Me miró y al cabo de un instante sus labios se distendieron en una amplia sonrisa. Hizo ademán de querer decir algo pero se lo impedí; entre el sinnúmero de cosas que podía haber dicho imaginé una frase, remota y cariñosa, la única que no deseaba o que no me atrevía a escuchar. Fui cobarde y pagué por ello.
Unos minutos después pasó a explicarme lo que la había traído a mi casa. En realidad, era fácil de adivinar. Madame Vallejo había telefoneado la noche anterior, poniéndola al corriente de su charla con Lemière. El resultado era decepcionante. En efecto, Lemière dijo: «Todos los órganos son nuevos», pero luego, a solas con madame Vallejo, añadió: «¡Ojalá que encontráramos uno en mal estado! Veo que este hombre se muere, pero no sé de qué.»
La mención de la muerte, agravada aún más, si cabe, en los labios de Lemière, puso a madame Vallejo en un estado cercano a la depresión total, cosa comprensible teniendo en cuenta los días que llevaba en la cabecera de su esposo, durmiendo poco y presa de mil incertidumbres; pero había reaccionado, como contó madame Reynaud con orgullo no exento de entusiasmo, y ahora solicitaba mi presencia en el lecho del enfermo. Según pude comprender, madame Vallejo no cejaría hasta agotar todas las posibilidades. Todas las posibilidades era un eufemismo para designarme a mí, por supuesto.
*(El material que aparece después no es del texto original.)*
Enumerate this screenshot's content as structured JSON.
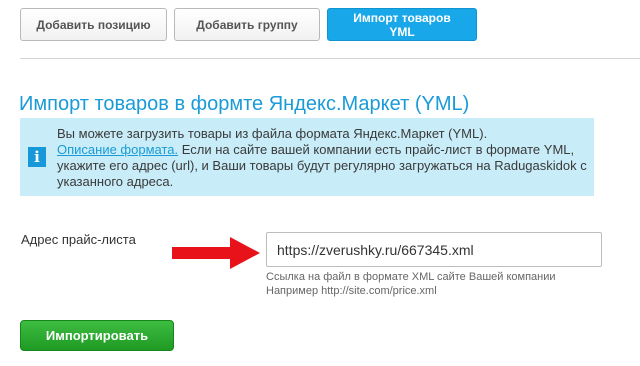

De repente, como la luna menguante que se asoma por un hueco dejado por las nubes, la escena se me presentó sin ningún revestimiento: dos mujeres empeñadas en que no muriera un pobre hombre recurrían a otro pobre hombre cuando la ciencia y la medicina nada podían o querían hacer. La escena era tristísima, casi un melodrama naturalista; sin embargo, detrás de lo que podríamos llamar tablas o primer plano, oculto entre bastidores, creí ver -fue un chispazo, mi rostro se mantuvo inalterablemente atento a las palabras de madame Reynaud- la silueta de un desconocido, aventuremos que fumando en un pasillo tras bambalinas, y supe sin ninguna duda que ése era el sudamericano advertido en el sueño.
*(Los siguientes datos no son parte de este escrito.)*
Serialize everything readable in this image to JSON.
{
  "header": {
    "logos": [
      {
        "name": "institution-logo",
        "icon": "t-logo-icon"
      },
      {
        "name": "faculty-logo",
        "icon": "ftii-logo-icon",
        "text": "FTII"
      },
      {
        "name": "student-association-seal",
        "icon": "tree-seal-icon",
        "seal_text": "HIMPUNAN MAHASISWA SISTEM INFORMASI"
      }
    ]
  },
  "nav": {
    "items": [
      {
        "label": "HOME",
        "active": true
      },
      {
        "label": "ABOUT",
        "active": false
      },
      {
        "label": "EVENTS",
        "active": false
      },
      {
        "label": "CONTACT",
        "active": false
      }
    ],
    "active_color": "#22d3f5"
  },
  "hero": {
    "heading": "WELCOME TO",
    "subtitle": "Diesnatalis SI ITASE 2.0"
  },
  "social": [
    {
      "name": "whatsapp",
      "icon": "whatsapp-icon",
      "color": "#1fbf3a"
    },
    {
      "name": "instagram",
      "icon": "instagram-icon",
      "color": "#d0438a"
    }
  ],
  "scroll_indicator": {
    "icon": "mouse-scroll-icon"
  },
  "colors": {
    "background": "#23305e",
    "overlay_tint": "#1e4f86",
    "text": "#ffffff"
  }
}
Pensé si no estaría sobreexcitado, me pregunté qué clase de pureza era la que madame Reynaud casi sin darse cuenta ponía a mis pies. Fuera cual fuera no la merecía. Nada había hecho para merecerla. Probablemente me sentí, como pocas veces, dichoso.
Concertamos una cita para las cuatro de la tarde en un café cercano a la Clínica Arago. Las horas siguientes las pasé en casa, solo, sin comer, bebiendo de vez en cuando una taza de té y fumando. Desde la ventana de mi dormitorio se veía un paisaje de chimeneas y buhardillas acopladas a un invierno que no quería marcharse.